剑光落下,铁戟断裂。
黑血溅在楚寒脸上,温的。他没擦,目光死盯着被劈开的尸傀胸腔——里面没有内脏,只有扭曲的机关零件。一枚青铜齿轮滚出,落在碎石上,发出清脆响声。
那上面刻着“南宫”二字。
他瞳孔一缩,锁链猛地发烫。南宫玥的气息立刻传了过来,急促、紊乱。
“他们用你的东西炼傀。”他直接开口,声音穿过锁链。
南宫玥脸色变了。她没说话,右手一抬,腰间的丹炉脱手飞出,直扑前方蜂拥而来的血傀群。
丹炉旋转,炉盖炸开。
紫色火焰喷涌而出,象一条火蛇扫过敌阵。前排十馀具血傀瞬间包裹在烈焰中,皮肉焦裂,关节崩断。可那些火焰不只是焚烧躯体,更在灼烧嵌入其中的炼器残片——护心镜碎片、弹簧机关、淬毒针匣……全是从她早年遗失的工具箱里流出的东西。
一件不落。
火中传来金属扭曲的声响,象是哀鸣。
楚寒站在原地,断剑横握。他知道那不是物理声音,是南宫玥的情绪顺着锁链传到了他脑子里。她造的东西,现在成了杀他们的刀。
他左臂一紧,锁链嗡鸣。他立刻运转《九转玄冥诀》,将自身战意逆向灌入锁链,送进她经脉。这不是疗伤,是撑住她的节奏。
南宫玥吸了口气,左手掐诀。
三道毒蛊从袖中飞出,在空中划出三角阵型。她指尖一引,蛊虫同时爆开,化作绿雾弥漫。楚寒剑锋一压,紫焰附体,剑气推着毒雾向前轰出。
雾与火交织,炸穿五具正在爬起的血傀。
它们的额心忽然浮现印记——和南宫玥右臂烙印一模一样,漆黑如墨,边缘泛红。
她身体晃了一下。
楚寒侧身一步,挡在她前面。锁链拉直,两人背靠背站立。他低声说:“你还活着,它们就只是废铁。”
她喘了两下,点头,“我知道。”
话音刚落,头顶风声骤起。
紫鸾鸟振翅冲天,羽毛炸开一圈紫光。它没有叫,也没有盘旋,而是笔直撞向崩塌的穹顶裂缝。
下一瞬,一道虚影从鸟体内投射而出。
紫金长袍,眉心一点跳动的焰。
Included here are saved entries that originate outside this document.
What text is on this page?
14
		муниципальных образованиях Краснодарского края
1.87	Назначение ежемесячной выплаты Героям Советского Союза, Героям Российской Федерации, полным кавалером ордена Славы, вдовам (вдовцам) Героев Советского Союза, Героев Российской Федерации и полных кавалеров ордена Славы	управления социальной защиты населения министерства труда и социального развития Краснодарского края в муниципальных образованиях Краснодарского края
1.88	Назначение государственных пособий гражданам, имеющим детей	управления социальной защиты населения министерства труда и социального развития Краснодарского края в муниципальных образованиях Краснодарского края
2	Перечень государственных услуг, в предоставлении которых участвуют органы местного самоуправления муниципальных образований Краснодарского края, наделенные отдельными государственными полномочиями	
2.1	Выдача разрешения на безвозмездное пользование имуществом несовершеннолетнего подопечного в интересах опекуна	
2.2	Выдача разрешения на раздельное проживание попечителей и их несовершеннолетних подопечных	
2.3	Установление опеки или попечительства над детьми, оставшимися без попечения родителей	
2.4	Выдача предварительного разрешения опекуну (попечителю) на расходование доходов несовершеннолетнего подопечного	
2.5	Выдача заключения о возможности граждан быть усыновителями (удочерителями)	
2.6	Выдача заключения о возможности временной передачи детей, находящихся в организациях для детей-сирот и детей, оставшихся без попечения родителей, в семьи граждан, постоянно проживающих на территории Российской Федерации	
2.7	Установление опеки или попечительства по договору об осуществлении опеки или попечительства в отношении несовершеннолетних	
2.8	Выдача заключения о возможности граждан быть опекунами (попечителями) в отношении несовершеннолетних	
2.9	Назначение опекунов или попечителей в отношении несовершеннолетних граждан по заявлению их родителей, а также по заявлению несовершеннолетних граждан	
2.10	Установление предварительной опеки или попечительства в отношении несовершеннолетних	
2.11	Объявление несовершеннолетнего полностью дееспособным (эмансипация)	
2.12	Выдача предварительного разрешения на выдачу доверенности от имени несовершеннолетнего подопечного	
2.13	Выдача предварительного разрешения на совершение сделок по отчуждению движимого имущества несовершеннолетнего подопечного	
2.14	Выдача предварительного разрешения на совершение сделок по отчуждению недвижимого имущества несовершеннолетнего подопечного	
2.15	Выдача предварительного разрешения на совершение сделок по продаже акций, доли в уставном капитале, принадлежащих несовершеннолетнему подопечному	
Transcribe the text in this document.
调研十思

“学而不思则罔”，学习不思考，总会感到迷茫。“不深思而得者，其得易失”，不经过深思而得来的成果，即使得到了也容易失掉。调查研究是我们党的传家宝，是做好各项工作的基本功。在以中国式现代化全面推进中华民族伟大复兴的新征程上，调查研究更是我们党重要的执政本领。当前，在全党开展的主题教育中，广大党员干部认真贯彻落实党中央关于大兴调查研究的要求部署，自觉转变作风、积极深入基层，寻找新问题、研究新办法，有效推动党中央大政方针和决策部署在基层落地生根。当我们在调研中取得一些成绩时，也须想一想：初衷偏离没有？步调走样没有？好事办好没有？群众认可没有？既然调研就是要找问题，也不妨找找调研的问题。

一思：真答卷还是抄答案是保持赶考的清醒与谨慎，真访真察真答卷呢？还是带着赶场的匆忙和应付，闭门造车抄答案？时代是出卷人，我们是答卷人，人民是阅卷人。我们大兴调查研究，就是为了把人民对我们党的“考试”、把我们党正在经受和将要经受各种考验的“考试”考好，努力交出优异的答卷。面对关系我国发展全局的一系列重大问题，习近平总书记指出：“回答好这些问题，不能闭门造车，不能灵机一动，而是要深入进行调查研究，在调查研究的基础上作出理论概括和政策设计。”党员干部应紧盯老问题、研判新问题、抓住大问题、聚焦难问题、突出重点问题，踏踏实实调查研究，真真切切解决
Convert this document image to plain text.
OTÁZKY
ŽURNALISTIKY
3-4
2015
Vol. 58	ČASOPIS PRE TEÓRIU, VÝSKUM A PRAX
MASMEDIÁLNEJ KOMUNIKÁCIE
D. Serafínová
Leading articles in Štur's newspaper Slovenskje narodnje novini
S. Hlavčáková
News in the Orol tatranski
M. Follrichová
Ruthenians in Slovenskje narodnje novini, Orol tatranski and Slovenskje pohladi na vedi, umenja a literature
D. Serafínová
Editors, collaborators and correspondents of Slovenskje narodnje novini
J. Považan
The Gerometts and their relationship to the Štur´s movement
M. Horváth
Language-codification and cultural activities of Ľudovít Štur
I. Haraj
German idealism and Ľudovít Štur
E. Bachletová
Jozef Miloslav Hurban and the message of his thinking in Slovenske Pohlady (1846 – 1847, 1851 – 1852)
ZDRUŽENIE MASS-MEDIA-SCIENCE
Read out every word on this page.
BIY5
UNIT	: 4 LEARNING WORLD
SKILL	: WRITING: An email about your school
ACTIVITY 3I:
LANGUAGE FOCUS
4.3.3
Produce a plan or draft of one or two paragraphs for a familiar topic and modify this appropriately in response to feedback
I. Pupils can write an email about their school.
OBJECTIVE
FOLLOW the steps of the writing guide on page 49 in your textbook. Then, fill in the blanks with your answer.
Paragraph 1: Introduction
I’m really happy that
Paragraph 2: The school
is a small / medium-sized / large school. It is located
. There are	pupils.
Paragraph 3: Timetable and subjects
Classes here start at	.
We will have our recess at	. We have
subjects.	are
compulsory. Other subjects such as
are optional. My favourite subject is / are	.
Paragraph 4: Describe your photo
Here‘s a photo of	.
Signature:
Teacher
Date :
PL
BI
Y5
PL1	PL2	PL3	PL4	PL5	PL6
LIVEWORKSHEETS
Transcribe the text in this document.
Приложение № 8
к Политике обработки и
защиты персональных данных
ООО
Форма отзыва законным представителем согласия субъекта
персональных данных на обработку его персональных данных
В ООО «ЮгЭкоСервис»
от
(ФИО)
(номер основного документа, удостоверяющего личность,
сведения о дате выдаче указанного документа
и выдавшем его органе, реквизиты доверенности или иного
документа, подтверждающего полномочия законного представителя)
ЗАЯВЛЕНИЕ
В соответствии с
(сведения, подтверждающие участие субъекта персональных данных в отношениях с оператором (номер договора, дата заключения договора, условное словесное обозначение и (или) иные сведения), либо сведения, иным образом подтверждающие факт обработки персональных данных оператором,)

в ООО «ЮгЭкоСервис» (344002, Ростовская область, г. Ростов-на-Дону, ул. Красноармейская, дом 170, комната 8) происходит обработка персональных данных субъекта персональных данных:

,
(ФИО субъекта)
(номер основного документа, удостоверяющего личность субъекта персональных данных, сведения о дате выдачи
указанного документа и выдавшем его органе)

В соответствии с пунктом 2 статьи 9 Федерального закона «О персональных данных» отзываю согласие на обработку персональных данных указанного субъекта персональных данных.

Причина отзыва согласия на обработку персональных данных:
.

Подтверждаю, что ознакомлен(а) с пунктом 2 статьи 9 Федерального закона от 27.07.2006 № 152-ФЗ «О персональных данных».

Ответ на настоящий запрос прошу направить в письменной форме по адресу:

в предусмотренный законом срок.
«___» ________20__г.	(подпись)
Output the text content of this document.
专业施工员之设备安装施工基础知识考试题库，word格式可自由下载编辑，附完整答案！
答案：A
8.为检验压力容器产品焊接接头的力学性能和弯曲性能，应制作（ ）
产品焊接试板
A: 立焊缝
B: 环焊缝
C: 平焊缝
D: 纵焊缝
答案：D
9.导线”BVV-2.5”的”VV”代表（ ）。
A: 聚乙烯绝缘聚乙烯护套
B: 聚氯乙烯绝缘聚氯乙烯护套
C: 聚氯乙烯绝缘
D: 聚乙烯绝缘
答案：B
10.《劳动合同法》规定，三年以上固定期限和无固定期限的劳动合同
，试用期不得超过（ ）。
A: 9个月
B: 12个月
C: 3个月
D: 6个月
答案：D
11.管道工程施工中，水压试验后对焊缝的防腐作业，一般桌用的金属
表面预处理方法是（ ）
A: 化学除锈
萧紫鸾的残念立于高空,双手结印,一圈紫色波纹扩散开来。所有血傀动作一滞,脚步慢了半拍。
她低头看楚寒,目光落在那条紫金锁链上,微微颔首。
然后她开口,声音很轻,却清淅传入两人识海:
“坚持住,我快……”
最后一个字卡住了。
虚影剧烈晃动,象是被什么东西强行拽断。她的手臂开始透明,袍角化为光点消散。最后一刻,她嘴唇又动了一下,但没声音。
接着,彻底不见。
紫鸾鸟坠落半空,勉强稳住身形,羽毛黯淡了一圈。
楚寒盯着刚才虚影的位置,一言不发。他知道那不是安慰,是警告。女帝正在赶来,但被人拦住了。
南宫玥抬头看了看鸟,又低头看自己手腕上的锁链,“她想说的是什么?”
“不重要。”楚寒说,“重要的是她让我们撑住。”
他弯腰捡起那枚刻着“南宫”的齿轮,扔进怀里。手指碰到玉简,还在发烫。
地底震动加剧,新的血傀从裂缝中爬出。这一次,它们手里拿的不再是铁戟,而是断裂的剑刃、破碎的符纸、甚至还有半截婚书——全是南宫玥这些年用过的物品残骸。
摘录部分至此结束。